To me the fun of this work is that it shows a man living completely The Reading Life in a literature in which I have no home but I can totally relate to the narrator nevertheless. You feel his love for reading and you know it is the most important thing in his life. Like other characters whose Reading Life I have posted on, he is both shielded from the world by his reading and allowed to experience the world more deeply by it.
There is a good bit of information about Japanese religion in this story (40 pages). We are treated to a wonderful series of fox images while being given an education in the role of the fox in Japanese culture. The treatment of the religious beliefs of the common people of Osaka (I think Osaka was seen as more true to classical Japanese ideals than Tokyo in this narrative) also seems an oblique commentary on the sterility of Confucian dictates.
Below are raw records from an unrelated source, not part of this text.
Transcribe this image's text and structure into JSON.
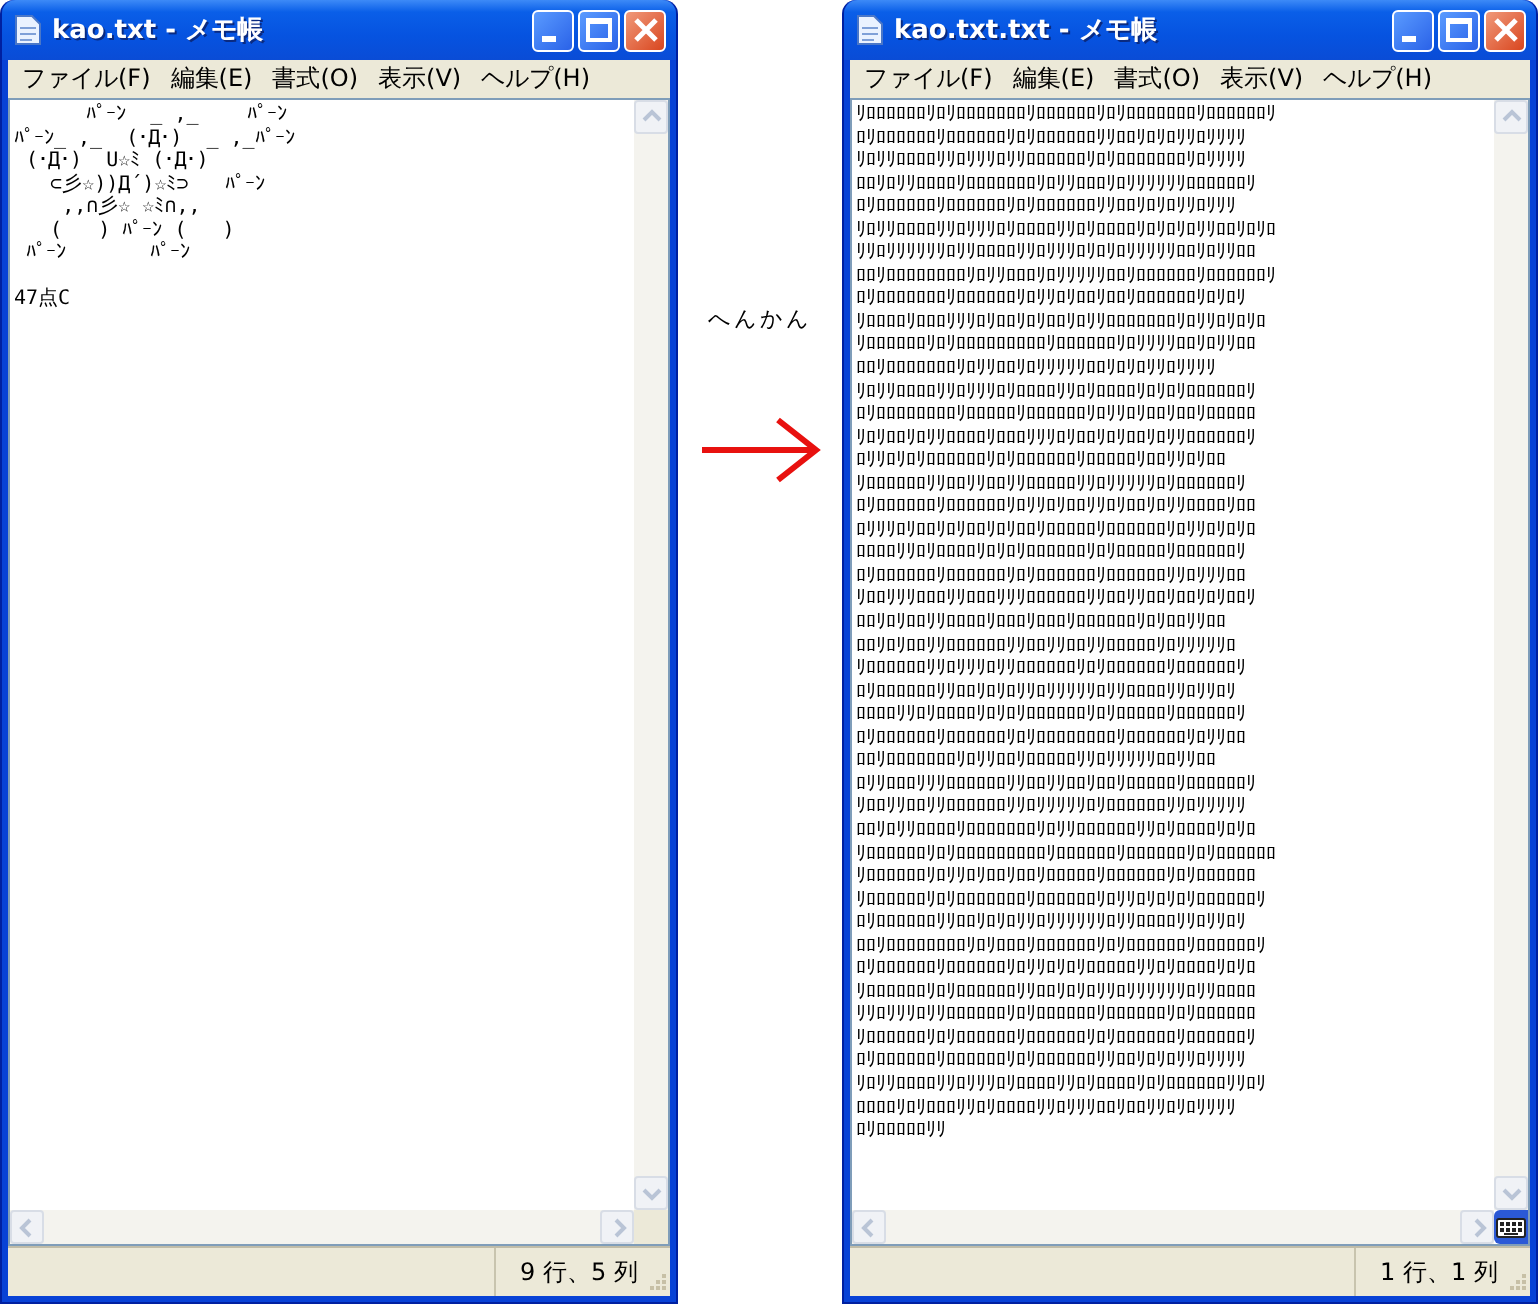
{
  "windows": [
    {
      "title": "kao.txt - メモ帳",
      "menu": [
        "ファイル(F)",
        "編集(E)",
        "書式(O)",
        "表示(V)",
        "ヘルプ(H)"
      ],
      "paragraphs": [
        [
          "      ﾊﾟｰﾝ  _ ,_    ﾊﾟｰﾝ",
          "ﾊﾟｰﾝ_ ,_  (･Д･)  _ ,_ﾊﾟｰﾝ",
          " (･Д･)  U☆ﾐ (･Д･)",
          "   ⊂彡☆))Д´)☆ﾐ⊃   ﾊﾟｰﾝ",
          "    ,,∩彡☆ ☆ﾐ∩,,",
          "   (   ) ﾊﾟｰﾝ (   )",
          " ﾊﾟｰﾝ       ﾊﾟｰﾝ"
        ],
        [
          "47点C"
        ]
      ],
      "status": "9 行、5 列",
      "language_bar": false
    },
    {
      "title": "kao.txt.txt - メモ帳",
      "menu": [
        "ファイル(F)",
        "編集(E)",
        "書式(O)",
        "表示(V)",
        "ヘルプ(H)"
      ],
      "paragraphs": [
        [
          "ﾘﾛﾛﾛﾛﾛﾛﾘﾛﾘﾛﾛﾛﾛﾛﾛﾛﾘﾛﾛﾛﾛﾛﾛﾘﾛﾘﾛﾛﾛﾛﾛﾛﾛﾘﾛﾛﾛﾛﾛﾛﾘ",
          "ﾛﾘﾛﾛﾛﾛﾛﾛﾘﾛﾛﾛﾛﾛﾛﾘﾛﾘﾛﾛﾛﾛﾛﾛﾘﾘﾛﾛﾘﾛﾘﾛﾘﾘﾛﾘﾘﾘﾘ",
          "ﾘﾛﾘﾘﾛﾛﾛﾛﾘﾘﾛﾘﾘﾘﾛﾘﾘﾛﾛﾛﾛﾛﾛﾘﾛﾘﾛﾛﾛﾛﾛﾛﾛﾘﾛﾘﾘﾘﾘ",
          "ﾛﾛﾘﾛﾘﾘﾛﾛﾛﾛﾘﾛﾛﾛﾛﾛﾛﾛﾘﾛﾘﾘﾛﾛﾛﾘﾛﾘﾘﾘﾘﾘﾘﾛﾛﾛﾛﾛﾛﾘ",
          "ﾛﾘﾛﾛﾛﾛﾛﾛﾘﾛﾛﾛﾛﾛﾛﾘﾛﾘﾛﾛﾛﾛﾛﾛﾘﾘﾛﾛﾘﾛﾘﾛﾘﾘﾛﾘﾘﾘ",
          "ﾘﾛﾘﾘﾛﾛﾛﾛﾘﾘﾛﾘﾘﾘﾛﾘﾛﾛﾛﾛﾘﾘﾛﾘﾛﾛﾛﾛﾘﾛﾘﾛﾘﾛﾘﾘﾛﾛﾘﾛﾘﾛ",
          "ﾘﾘﾛﾘﾘﾘﾘﾘﾘﾛﾘﾘﾛﾛﾛﾛﾘﾘﾛﾘﾘﾘﾛﾘﾛﾘﾛﾘﾘﾘﾘﾘﾛﾛﾘﾛﾘﾘﾛﾛ",
          "ﾛﾛﾘﾛﾛﾛﾛﾛﾛﾛﾛﾘﾛﾘﾘﾛﾛﾛﾘﾛﾘﾘﾘﾘﾘﾛﾛﾘﾛﾛﾛﾛﾛﾛﾘﾛﾛﾛﾛﾛﾛﾘ",
          "ﾛﾘﾛﾛﾛﾛﾛﾛﾛﾘﾛﾛﾛﾛﾛﾛﾘﾛﾘﾘﾛﾘﾛﾛﾘﾛﾛﾘﾛﾛﾛﾛﾛﾛﾘﾛﾘﾛﾘ",
          "ﾘﾛﾛﾛﾛﾘﾛﾛﾛﾘﾘﾘﾛﾘﾛﾛﾘﾛﾘﾛﾛﾘﾛﾘﾘﾛﾛﾛﾛﾛﾛﾛﾘﾛﾘﾘﾛﾘﾛﾘﾛ",
          "ﾘﾛﾛﾛﾛﾛﾛﾘﾛﾘﾛﾛﾛﾛﾛﾛﾛﾛﾛﾘﾛﾛﾛﾛﾛﾛﾘﾛﾘﾘﾘﾘﾛﾛﾘﾛﾘﾘﾛﾛ",
          "ﾛﾛﾘﾛﾛﾛﾛﾛﾛﾛﾘﾛﾘﾘﾛﾛﾘﾛﾘﾘﾘﾘﾘﾛﾛﾘﾛﾘﾛﾘﾘﾛﾘﾘﾘﾘ",
          "ﾘﾛﾘﾘﾛﾛﾛﾛﾘﾘﾛﾘﾘﾘﾛﾘﾛﾛﾛﾛﾘﾘﾛﾘﾛﾛﾛﾛﾘﾛﾘﾛﾘﾛﾛﾛﾛﾛﾛﾘ",
          "ﾛﾘﾛﾛﾛﾛﾛﾛﾛﾛﾘﾛﾛﾛﾛﾛﾘﾛﾛﾛﾛﾛﾛﾘﾛﾘﾘﾛﾘﾛﾛﾘﾛﾛﾘﾛﾛﾛﾛﾛ",
          "ﾘﾛﾘﾛﾛﾘﾛﾘﾘﾛﾛﾛﾛﾘﾛﾛﾛﾘﾘﾘﾛﾘﾛﾛﾘﾛﾘﾛﾛﾘﾛﾘﾘﾛﾛﾛﾛﾛﾛﾘ",
          "ﾛﾘﾘﾛﾘﾛﾘﾛﾛﾛﾛﾛﾛﾘﾛﾘﾛﾛﾛﾛﾛﾛﾘﾛﾛﾛﾛﾛﾘﾛﾛﾘﾘﾛﾘﾛﾛ",
          "ﾘﾛﾛﾛﾛﾛﾛﾘﾘﾛﾛﾘﾘﾛﾛﾘﾘﾛﾛﾛﾛﾛﾘﾘﾛﾘﾘﾘﾘﾘﾛﾘﾛﾛﾛﾛﾛﾛﾘ",
          "ﾛﾘﾛﾛﾛﾛﾛﾛﾘﾛﾛﾛﾛﾛﾛﾘﾛﾘﾘﾛﾘﾛﾛﾘﾘﾛﾘﾛﾛﾘﾛﾘﾘﾛﾛﾛﾛﾘﾛﾛ",
          "ﾛﾘﾘﾘﾛﾘﾛﾛﾘﾛﾘﾛﾛﾘﾛﾘﾛﾛﾘﾛﾛﾛﾛﾛﾘﾛﾛﾛﾛﾛﾛﾘﾛﾘﾘﾛﾘﾛﾘﾛ",
          "ﾛﾛﾛﾛﾘﾘﾛﾘﾛﾛﾛﾛﾘﾛﾘﾛﾘﾛﾛﾛﾛﾛﾛﾘﾛﾘﾛﾛﾛﾛﾛﾘﾛﾛﾛﾛﾛﾛﾘ",
          "ﾛﾘﾛﾛﾛﾛﾛﾛﾘﾛﾛﾛﾛﾛﾛﾘﾛﾘﾛﾛﾛﾛﾛﾛﾘﾛﾛﾛﾛﾛﾛﾘﾘﾛﾘﾘﾘﾛﾛ",
          "ﾘﾛﾛﾘﾘﾘﾛﾛﾛﾘﾘﾛﾛﾛﾘﾘﾘﾛﾛﾛﾛﾛﾛﾘﾘﾛﾛﾘﾘﾛﾛﾘﾛﾛﾘﾛﾘﾛﾛﾘ",
          "ﾛﾛﾘﾛﾘﾛﾛﾘﾘﾛﾛﾛﾛﾘﾛﾛﾛﾘﾛﾛﾛﾘﾛﾛﾛﾛﾛﾛﾘﾛﾘﾛﾛﾘﾘﾛﾛ",
          "ﾛﾛﾘﾛﾘﾛﾛﾘﾘﾛﾛﾛﾛﾛﾛﾘﾘﾛﾛﾘﾘﾛﾛﾘﾘﾛﾛﾛﾛﾛﾘﾛﾘﾘﾘﾘﾘﾛ",
          "ﾘﾛﾛﾛﾛﾛﾛﾘﾘﾛﾘﾘﾘﾛﾘﾘﾛﾛﾛﾛﾛﾛﾘﾛﾘﾛﾛﾛﾛﾛﾛﾘﾛﾛﾛﾛﾛﾛﾘ",
          "ﾛﾘﾛﾛﾛﾛﾛﾛﾘﾘﾛﾛﾘﾛﾘﾛﾘﾘﾛﾘﾘﾘﾘﾘﾛﾘﾘﾛﾛﾛﾛﾘﾘﾛﾘﾘﾛﾘ",
          "ﾛﾛﾛﾛﾘﾘﾛﾘﾛﾛﾛﾛﾘﾛﾘﾛﾘﾛﾛﾛﾛﾛﾛﾘﾛﾘﾛﾛﾛﾛﾛﾘﾛﾛﾛﾛﾛﾛﾘ",
          "ﾛﾘﾛﾛﾛﾛﾛﾛﾘﾛﾛﾛﾛﾛﾛﾘﾛﾘﾛﾛﾛﾛﾛﾛﾛﾛﾘﾛﾛﾛﾛﾛﾛﾘﾛﾘﾘﾛﾛ",
          "ﾛﾛﾘﾛﾛﾛﾛﾛﾛﾛﾘﾛﾘﾘﾛﾛﾘﾛﾛﾛﾛﾛﾘﾘﾛﾘﾘﾘﾘﾘﾛﾛﾘﾘﾛﾛ",
          "ﾛﾘﾘﾛﾛﾛﾘﾘﾘﾛﾛﾛﾛﾛﾛﾘﾘﾛﾛﾘﾘﾛﾛﾘﾛﾛﾘﾛﾛﾛﾛﾛﾘﾛﾛﾛﾛﾛﾛﾘ",
          "ﾘﾛﾛﾘﾘﾛﾛﾘﾘﾛﾛﾛﾛﾛﾛﾘﾘﾛﾘﾘﾘﾘﾘﾛﾘﾛﾛﾛﾛﾛﾛﾘﾘﾛﾘﾘﾘﾘﾘ",
          "ﾛﾛﾘﾛﾘﾘﾛﾛﾛﾛﾘﾛﾛﾛﾛﾛﾛﾛﾘﾛﾘﾘﾛﾛﾛﾛﾛﾛﾘﾘﾛﾘﾛﾛﾛﾛﾘﾛﾘﾛ",
          "ﾘﾛﾛﾛﾛﾛﾛﾘﾛﾘﾛﾛﾛﾛﾛﾛﾛﾛﾛﾘﾛﾛﾛﾛﾛﾛﾘﾛﾛﾛﾛﾛﾛﾘﾛﾘﾛﾛﾛﾛﾛﾛ",
          "ﾘﾛﾛﾛﾛﾛﾛﾘﾛﾘﾘﾛﾘﾛﾛﾘﾛﾛﾘﾛﾛﾛﾛﾛﾘﾛﾛﾛﾛﾛﾛﾘﾛﾘﾛﾛﾛﾛﾛﾛ",
          "ﾘﾛﾛﾛﾛﾛﾛﾘﾛﾘﾛﾛﾛﾛﾛﾛﾛﾘﾛﾛﾛﾛﾛﾛﾘﾛﾘﾘﾛﾘﾛﾘﾛﾘﾛﾛﾛﾛﾛﾛﾘ",
          "ﾛﾘﾛﾛﾛﾛﾛﾛﾘﾘﾛﾛﾘﾛﾘﾛﾘﾘﾛﾘﾘﾘﾘﾘﾘﾛﾘﾘﾛﾛﾛﾛﾘﾘﾛﾘﾘﾛﾘ",
          "ﾛﾛﾘﾛﾛﾛﾛﾛﾛﾛﾛﾘﾛﾘﾛﾛﾛﾘﾛﾛﾛﾛﾛﾛﾘﾛﾘﾛﾛﾛﾛﾛﾛﾘﾛﾛﾛﾛﾛﾛﾘ",
          "ﾛﾘﾛﾛﾛﾛﾛﾛﾘﾛﾛﾛﾛﾛﾛﾘﾛﾘﾘﾛﾘﾛﾘﾛﾛﾛﾛﾛﾘﾘﾛﾘﾛﾛﾛﾛﾘﾛﾘﾛ",
          "ﾘﾛﾛﾛﾛﾛﾛﾘﾛﾘﾛﾛﾛﾛﾛﾛﾘﾘﾛﾛﾘﾛﾘﾛﾘﾘﾛﾘﾘﾘﾘﾘﾘﾛﾘﾘﾛﾛﾛﾛ",
          "ﾘﾘﾛﾘﾘﾘﾛﾘﾘﾛﾛﾛﾛﾛﾛﾘﾛﾘﾛﾛﾛﾛﾛﾛﾘﾛﾛﾛﾛﾛﾛﾘﾛﾘﾛﾛﾛﾛﾛﾛ",
          "ﾘﾛﾛﾛﾛﾛﾛﾘﾛﾘﾛﾛﾛﾛﾛﾛﾘﾛﾛﾛﾛﾛﾛﾘﾛﾘﾛﾛﾛﾛﾛﾛﾘﾛﾛﾛﾛﾛﾛﾘ",
          "ﾛﾘﾛﾛﾛﾛﾛﾛﾘﾛﾛﾛﾛﾛﾛﾘﾛﾘﾛﾛﾛﾛﾛﾛﾘﾘﾛﾛﾘﾛﾘﾛﾘﾘﾛﾘﾘﾘﾘ",
          "ﾘﾛﾘﾘﾛﾛﾛﾛﾘﾘﾛﾘﾘﾘﾛﾘﾛﾛﾛﾛﾘﾘﾛﾘﾛﾛﾛﾛﾘﾛﾘﾛﾛﾛﾛﾛﾛﾘﾘﾛﾘ",
          "ﾛﾛﾛﾛﾘﾛﾘﾛﾛﾛﾘﾘﾛﾘﾛﾛﾛﾛﾘﾘﾛﾘﾘﾘﾛﾛﾘﾛﾛﾘﾘﾛﾘﾛﾘﾘﾘﾘ",
          "ﾛﾘﾛﾛﾛﾛﾛﾘﾘ"
        ]
      ],
      "status": "1 行、1 列",
      "language_bar": true
    }
  ],
  "annotation": {
    "label": "へんかん"
  }
}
Magic permeates throughout the world of the story. The extreme antirealism of classical drama in which the narrator is absorbed allows him not just to reinterprert events as a No Play but see them that way in the first place.
Arrowroot a wonderful story about a lover of The Reading Life. What our narrator reads maybe alien to most of us but he is a brother in the life. Yesterday I bought three more novels by Tanizaki.
He lived 1886 to 1965. He published his first work in 1910 and at once was considered a major literary figure. He even worked briefly in the silent films of the era as a dramatist. He was exempt from military service in WWII due to his age. At his death he was considered the greatest living Japanese writer.
Junichiro Tanizaki had a very interesting life history. I will talk a bit about it when I post on his long short story "Arrowroot", which is included as a companion piece by Vintage in the same book as The Secret History of the Lord of Musashi.